The genome coordinates of sex-linked SNPs previously published38 were converted from Zv9 to GRCz11 using CrossMap v0.3.071. Previous methyl-seq datasets were obtained from SRA and processed as mentioned above with the option --directional specified15. Number of reads and CG methylation for fem-rDNA were quantified for the region chr:77,549,891:77,567,278. For low coverage WGBS, methylation for fem-rDNA was calculated as the proportion of methylated C’s in CG context over the total C’s in CG context in samples with at least 10 calls for the region of interest. For deep sequenced datasets, fem-rDNA methylation was quantified as the proportion of methylated C’s in CG context over the total number of C´s in CG context within the 17.3 Kb amplified region. Scatter plots were drawn using ggplot2 v3.0.0 in R v3.4.4.

Quantitative PCR

Quantitative PCR was performed using the SensiFAST™ SYBR® No-ROX Kit (Bioline, BIO-98020) and the LightCycler® 480 instrument (Roche). Specific PCR primers sequences for fem-rDNA and somatic rDNA are listed in Supplementary Table 1. Negative controls included EGFP −ve cells from females and males at 35 dpf, EGFP +ve cells from males at 35 dpf and embryonic cells at 24 hpf. The final volume in each reaction was 12 µl including 6 µl of SensiFAST™ SYBR® No-ROX mix and primers at a concentration of 900 nM. The reactions were incubated in white 96-well plates at 98 °C for 5 min, followed by 45 cycles of 98 °C for 20 s, 60 °C for 15 s, and 72 °C for 20 s. All reactions were run in duplicate.

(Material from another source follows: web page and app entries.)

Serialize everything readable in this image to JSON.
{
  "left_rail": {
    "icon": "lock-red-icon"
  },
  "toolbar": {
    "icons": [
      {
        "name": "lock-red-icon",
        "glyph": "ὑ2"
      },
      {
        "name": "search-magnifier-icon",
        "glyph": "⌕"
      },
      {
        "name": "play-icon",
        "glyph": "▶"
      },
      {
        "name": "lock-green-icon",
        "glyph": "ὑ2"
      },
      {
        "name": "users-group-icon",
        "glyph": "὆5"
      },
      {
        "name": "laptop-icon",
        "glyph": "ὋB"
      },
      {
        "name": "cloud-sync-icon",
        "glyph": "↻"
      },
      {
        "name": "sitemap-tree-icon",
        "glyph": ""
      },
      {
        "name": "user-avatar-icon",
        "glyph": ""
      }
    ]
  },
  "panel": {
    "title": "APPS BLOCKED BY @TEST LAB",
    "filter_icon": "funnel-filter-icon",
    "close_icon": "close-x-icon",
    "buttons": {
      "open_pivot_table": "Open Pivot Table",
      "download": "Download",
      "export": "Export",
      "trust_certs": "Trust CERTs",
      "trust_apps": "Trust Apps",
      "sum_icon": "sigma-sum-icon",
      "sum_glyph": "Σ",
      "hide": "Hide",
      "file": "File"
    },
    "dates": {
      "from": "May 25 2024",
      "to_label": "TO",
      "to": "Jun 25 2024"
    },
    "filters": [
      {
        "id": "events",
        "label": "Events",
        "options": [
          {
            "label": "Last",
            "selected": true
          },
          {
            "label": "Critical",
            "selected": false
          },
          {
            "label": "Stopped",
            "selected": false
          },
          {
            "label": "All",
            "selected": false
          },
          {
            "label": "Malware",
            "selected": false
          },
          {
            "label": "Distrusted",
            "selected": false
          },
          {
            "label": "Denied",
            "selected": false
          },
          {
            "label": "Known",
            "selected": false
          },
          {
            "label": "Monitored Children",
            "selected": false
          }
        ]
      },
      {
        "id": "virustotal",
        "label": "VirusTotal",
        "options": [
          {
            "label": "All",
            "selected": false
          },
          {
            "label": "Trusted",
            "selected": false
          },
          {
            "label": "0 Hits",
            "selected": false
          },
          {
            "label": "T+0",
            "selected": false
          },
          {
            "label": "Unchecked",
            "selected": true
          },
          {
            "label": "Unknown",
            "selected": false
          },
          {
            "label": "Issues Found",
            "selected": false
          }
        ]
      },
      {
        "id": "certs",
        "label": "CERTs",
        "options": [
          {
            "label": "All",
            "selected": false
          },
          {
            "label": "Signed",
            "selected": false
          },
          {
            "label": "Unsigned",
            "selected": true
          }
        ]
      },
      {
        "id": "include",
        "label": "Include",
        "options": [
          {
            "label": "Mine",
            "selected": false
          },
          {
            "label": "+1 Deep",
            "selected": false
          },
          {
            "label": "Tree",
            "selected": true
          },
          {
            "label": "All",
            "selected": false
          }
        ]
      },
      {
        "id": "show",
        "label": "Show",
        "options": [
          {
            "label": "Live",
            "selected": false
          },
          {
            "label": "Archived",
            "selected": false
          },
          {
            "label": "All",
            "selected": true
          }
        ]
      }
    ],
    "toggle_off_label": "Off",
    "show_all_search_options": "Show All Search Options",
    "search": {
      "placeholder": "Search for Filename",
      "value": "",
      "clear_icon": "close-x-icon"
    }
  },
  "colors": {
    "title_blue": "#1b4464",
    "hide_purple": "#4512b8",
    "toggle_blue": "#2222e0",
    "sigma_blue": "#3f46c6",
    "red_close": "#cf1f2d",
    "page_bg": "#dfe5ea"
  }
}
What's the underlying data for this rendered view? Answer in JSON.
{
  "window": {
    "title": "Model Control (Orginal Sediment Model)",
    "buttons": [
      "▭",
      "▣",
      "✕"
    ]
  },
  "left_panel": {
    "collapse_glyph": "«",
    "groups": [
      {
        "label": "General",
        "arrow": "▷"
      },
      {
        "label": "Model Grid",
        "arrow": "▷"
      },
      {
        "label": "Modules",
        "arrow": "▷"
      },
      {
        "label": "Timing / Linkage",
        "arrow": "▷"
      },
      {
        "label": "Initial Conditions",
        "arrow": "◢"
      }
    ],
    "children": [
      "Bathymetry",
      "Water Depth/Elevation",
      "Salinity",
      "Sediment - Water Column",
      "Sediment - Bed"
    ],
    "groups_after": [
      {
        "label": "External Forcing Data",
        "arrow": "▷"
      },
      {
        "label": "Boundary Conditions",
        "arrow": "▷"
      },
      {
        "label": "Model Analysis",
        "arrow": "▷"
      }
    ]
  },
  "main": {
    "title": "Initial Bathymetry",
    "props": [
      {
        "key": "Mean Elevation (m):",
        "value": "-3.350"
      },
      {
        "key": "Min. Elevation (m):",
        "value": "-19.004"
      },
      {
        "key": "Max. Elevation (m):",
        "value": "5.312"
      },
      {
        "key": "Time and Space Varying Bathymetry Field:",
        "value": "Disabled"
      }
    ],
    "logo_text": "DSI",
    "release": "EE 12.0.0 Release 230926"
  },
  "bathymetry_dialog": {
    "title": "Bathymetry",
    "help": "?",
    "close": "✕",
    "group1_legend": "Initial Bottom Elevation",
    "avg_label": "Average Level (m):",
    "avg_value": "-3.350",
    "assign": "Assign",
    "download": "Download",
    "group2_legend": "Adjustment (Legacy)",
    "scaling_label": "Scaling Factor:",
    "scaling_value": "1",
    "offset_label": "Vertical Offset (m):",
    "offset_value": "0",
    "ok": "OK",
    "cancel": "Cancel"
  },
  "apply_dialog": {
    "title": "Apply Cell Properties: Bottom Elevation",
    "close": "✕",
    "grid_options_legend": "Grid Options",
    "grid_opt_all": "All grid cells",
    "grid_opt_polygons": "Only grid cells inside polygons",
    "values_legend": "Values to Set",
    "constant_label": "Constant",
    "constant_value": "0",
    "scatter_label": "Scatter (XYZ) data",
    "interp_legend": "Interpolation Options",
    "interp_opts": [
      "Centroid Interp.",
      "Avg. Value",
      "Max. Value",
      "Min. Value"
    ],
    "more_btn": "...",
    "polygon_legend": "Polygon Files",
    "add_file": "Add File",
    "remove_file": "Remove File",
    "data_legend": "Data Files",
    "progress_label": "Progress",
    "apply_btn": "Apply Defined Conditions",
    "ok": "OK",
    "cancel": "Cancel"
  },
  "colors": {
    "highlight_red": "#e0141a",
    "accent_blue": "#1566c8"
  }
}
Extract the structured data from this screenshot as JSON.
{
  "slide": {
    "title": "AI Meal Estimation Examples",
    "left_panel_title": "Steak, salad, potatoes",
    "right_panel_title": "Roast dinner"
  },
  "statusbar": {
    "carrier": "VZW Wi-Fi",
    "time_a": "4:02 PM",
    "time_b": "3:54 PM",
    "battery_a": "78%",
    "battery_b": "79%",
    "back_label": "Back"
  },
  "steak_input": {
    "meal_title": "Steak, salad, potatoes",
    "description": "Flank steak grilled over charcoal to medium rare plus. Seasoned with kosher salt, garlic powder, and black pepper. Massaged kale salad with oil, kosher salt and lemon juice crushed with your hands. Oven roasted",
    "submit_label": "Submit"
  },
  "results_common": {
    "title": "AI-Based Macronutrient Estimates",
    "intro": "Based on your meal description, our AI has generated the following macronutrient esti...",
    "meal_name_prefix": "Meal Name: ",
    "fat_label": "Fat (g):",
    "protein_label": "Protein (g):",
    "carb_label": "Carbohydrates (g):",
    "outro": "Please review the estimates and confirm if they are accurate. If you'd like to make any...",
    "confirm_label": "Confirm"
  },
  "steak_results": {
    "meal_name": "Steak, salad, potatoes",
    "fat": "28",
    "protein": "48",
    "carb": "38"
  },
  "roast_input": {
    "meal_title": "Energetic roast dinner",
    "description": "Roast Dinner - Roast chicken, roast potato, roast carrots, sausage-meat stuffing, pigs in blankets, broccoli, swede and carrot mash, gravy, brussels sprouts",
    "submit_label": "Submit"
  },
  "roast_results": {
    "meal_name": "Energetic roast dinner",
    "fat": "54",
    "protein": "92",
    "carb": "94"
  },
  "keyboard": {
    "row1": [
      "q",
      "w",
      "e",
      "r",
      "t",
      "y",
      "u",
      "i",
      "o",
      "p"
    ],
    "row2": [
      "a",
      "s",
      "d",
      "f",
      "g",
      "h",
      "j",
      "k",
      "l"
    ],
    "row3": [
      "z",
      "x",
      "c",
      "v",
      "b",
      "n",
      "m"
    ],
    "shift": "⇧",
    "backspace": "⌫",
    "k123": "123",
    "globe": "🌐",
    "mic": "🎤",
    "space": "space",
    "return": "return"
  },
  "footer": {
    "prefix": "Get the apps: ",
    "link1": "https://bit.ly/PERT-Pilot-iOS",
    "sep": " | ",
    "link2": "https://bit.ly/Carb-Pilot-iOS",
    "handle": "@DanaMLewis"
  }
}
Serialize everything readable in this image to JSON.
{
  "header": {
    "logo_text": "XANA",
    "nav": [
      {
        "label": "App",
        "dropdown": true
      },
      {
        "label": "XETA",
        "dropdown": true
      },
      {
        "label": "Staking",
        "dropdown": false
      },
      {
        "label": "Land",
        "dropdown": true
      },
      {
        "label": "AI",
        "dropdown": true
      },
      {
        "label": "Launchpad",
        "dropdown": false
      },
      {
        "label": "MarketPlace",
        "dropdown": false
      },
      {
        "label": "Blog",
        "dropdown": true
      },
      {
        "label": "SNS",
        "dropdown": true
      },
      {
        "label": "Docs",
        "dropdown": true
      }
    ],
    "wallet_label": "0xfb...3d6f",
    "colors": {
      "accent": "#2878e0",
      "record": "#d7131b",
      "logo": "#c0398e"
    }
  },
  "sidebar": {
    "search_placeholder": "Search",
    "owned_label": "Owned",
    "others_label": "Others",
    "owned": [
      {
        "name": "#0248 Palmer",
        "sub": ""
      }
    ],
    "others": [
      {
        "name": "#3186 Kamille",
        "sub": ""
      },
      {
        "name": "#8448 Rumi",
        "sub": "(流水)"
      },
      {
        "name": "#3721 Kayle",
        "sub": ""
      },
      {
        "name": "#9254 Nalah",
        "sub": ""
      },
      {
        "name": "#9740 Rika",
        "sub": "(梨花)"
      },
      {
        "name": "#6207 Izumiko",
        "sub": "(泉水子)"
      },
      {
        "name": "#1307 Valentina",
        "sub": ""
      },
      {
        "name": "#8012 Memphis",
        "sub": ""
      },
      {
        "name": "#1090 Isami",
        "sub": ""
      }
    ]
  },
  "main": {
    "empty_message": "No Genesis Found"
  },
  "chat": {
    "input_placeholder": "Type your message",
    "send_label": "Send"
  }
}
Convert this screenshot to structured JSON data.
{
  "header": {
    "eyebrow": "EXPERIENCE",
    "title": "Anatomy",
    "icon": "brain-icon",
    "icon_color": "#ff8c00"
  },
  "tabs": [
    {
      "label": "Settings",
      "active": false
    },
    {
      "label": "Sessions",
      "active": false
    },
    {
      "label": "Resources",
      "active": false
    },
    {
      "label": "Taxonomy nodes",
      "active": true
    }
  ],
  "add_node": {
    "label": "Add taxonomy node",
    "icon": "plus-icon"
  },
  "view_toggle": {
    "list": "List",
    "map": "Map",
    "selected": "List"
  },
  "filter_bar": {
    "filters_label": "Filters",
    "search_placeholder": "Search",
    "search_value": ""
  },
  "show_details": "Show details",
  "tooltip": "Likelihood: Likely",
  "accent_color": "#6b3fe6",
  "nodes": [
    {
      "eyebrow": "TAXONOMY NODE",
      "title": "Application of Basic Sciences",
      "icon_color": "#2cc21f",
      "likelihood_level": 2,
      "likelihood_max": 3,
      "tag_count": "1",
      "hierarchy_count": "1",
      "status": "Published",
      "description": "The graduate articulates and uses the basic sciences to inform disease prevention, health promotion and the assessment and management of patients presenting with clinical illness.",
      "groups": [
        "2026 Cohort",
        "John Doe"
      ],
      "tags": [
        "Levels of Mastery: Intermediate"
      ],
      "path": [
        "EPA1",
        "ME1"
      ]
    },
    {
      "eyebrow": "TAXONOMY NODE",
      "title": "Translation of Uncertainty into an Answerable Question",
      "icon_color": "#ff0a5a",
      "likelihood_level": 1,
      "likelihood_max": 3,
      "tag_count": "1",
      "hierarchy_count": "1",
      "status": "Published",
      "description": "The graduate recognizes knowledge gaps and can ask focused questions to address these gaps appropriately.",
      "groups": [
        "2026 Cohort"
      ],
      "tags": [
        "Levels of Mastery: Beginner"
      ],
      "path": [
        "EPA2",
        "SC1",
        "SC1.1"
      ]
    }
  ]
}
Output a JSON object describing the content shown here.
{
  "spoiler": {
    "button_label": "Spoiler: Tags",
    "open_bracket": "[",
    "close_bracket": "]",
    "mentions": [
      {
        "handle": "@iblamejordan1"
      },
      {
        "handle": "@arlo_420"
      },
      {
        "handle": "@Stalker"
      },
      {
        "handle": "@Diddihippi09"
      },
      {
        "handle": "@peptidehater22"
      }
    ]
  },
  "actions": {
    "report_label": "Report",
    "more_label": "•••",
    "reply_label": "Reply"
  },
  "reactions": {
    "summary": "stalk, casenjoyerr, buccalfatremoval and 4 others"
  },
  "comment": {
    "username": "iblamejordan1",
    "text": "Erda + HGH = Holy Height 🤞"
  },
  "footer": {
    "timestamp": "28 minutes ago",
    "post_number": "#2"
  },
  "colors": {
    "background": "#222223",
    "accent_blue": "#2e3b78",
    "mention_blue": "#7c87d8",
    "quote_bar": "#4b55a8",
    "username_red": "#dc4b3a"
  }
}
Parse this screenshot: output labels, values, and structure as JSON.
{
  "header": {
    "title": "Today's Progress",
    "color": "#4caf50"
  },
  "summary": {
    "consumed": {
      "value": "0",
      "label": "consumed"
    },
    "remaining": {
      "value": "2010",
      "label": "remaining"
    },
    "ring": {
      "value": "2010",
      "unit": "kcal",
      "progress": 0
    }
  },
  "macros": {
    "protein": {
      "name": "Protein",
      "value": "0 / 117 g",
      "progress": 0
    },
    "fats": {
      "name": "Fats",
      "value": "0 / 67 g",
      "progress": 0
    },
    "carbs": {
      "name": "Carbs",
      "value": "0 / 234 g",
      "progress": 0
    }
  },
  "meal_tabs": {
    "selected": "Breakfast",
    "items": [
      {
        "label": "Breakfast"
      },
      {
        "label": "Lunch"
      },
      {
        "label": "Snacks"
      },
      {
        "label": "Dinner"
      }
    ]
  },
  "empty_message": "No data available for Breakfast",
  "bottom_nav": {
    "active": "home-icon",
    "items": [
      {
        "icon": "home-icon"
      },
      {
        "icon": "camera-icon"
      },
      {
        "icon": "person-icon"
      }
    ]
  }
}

Data was analysed with the LightCycler® 480 software (Roche) determining the threshold cycle (Ct) by the second derivative max method. A baseline level of amplification was determined as the mean of Δ Ct (Ct fem-rDNA – Ct som-rDNA) for non-germline samples (EGFP −ve females and males) and the value obtained was used as control for sample normalisation (i.e., ΔΔ Ct method).

Statistics

Statistical analysis between groups was performed using Wilcoxon signed-rank tests. In all cases significance was set as p < 0.05.